Full RelinkClears both idp_subject and external_id for a complete identity reset.The user needs to be fully unlinked from their previous IdP identity (e.g. IdP migration).

These actions are available in the Console under User Management → {user} → Identity panel, or via the REST API.

  • All SSO connection credentials (client_id, client_secret, issuer_url) are envelope-encrypted at rest using the tenant’s dedicated encryption key in HashiCorp Vault.
  • SCIM bearer tokens are hashed with argon2id before storage. The plaintext token is never persisted.
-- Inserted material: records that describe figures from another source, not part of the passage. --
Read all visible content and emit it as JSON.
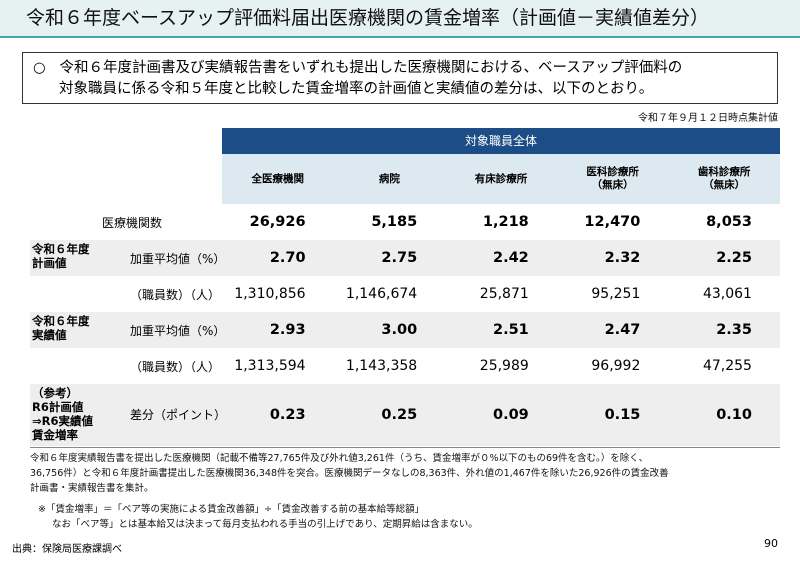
{
  "title": "令和６年度ベースアップ評価料届出医療機関の賃金増率（計画値－実績値差分）",
  "summary": {
    "bullet": "○",
    "line1": "令和６年度計画書及び実績報告書をいずれも提出した医療機関における、ベースアップ評価料の",
    "line2": "対象職員に係る令和５年度と比較した賃金増率の計画値と実績値の差分は、以下のとおり。"
  },
  "as_of": "令和７年９月１２日時点集計値",
  "table": {
    "header_group": "対象職員全体",
    "columns": [
      [
        "全医療機関"
      ],
      [
        "病院"
      ],
      [
        "有床診療所"
      ],
      [
        "医科診療所",
        "（無床）"
      ],
      [
        "歯科診療所",
        "（無床）"
      ]
    ],
    "rows": {
      "count": {
        "label": "医療機関数",
        "values": [
          "26,926",
          "5,185",
          "1,218",
          "12,470",
          "8,053"
        ]
      },
      "plan_avg": {
        "group": [
          "令和６年度",
          "計画値"
        ],
        "label": "加重平均値（%）",
        "values": [
          "2.70",
          "2.75",
          "2.42",
          "2.32",
          "2.25"
        ]
      },
      "plan_staff": {
        "label": "（職員数）（人）",
        "values": [
          "1,310,856",
          "1,146,674",
          "25,871",
          "95,251",
          "43,061"
        ]
      },
      "actual_avg": {
        "group": [
          "令和６年度",
          "実績値"
        ],
        "label": "加重平均値（%）",
        "values": [
          "2.93",
          "3.00",
          "2.51",
          "2.47",
          "2.35"
        ]
      },
      "actual_staff": {
        "label": "（職員数）（人）",
        "values": [
          "1,313,594",
          "1,143,358",
          "25,989",
          "96,992",
          "47,255"
        ]
      },
      "diff": {
        "group": [
          "（参考）",
          "R6計画値",
          "⇒R6実績値",
          "賃金増率"
        ],
        "label": "差分（ポイント）",
        "values": [
          "0.23",
          "0.25",
          "0.09",
          "0.15",
          "0.10"
        ]
      }
    }
  },
  "notes": {
    "line1": "令和６年度実績報告書を提出した医療機関（記載不備等27,765件及び外れ値3,261件（うち、賃金増率が０%以下のもの69件を含む。）を除く、",
    "line2": "36,756件）と令和６年度計画書提出した医療機関36,348件を突合。医療機関データなしの8,363件、外れ値の1,467件を除いた26,926件の賃金改善",
    "line3": "計画書・実績報告書を集計。",
    "footnote1": "※「賃金増率」＝「ベア等の実施による賃金改善額」÷「賃金改善する前の基本給等総額」",
    "footnote2": "なお「ベア等」とは基本給又は決まって毎月支払われる手当の引上げであり、定期昇給は含まない。"
  },
  "source": "出典：保険局医療課調べ",
  "page_number": "90"
}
  • OIDC state parameters (state, nonce, code_verifier) are stored in NATS KV with a 5-minute TTL and deleted immediately after use to prevent replay attacks.
  • ID tokens are verified using the IdP’s JWKS (JSON Web Key Set) public keys, with automatic key rotation support.
  • The email domain is deterministically encrypted for lookup, preventing cross-tenant data leakage.
  • All SSO and SCIM operations emit audit events for compliance tracking.
Error codeMeaningResolution
SSO_NOT_CONFIGUREDNo active SSO connection exists for the email domain.Verify the SSO connection is active in Settings → SSO.
SSO_IDENTITY_MISMATCHThe IdP subject has changed for an existing user.An admin needs to reset the identity binding (see Identity recovery).
BREAK_GLASS_REQUIREDNo break-glass administrator is designated.Designate at least one owner/admin before migrating (see Step 5).
INVALID_STATEThe authentication session expired (5-minute TTL).Try the login again. If persistent, check for clock skew between your network and DataRecs.
IDP_DISCOVERY_FAILEDCannot reach the IdP’s OIDC discovery endpoint.Verify the issuer URL is correct and the IdP’s /.well-known/openid-configuration endpoint is reachable.
SCIM 401 UnauthorizedThe SCIM bearer token is invalid or expired.Rotate the SCIM token and update the value in your IdP’s provisioning configuration.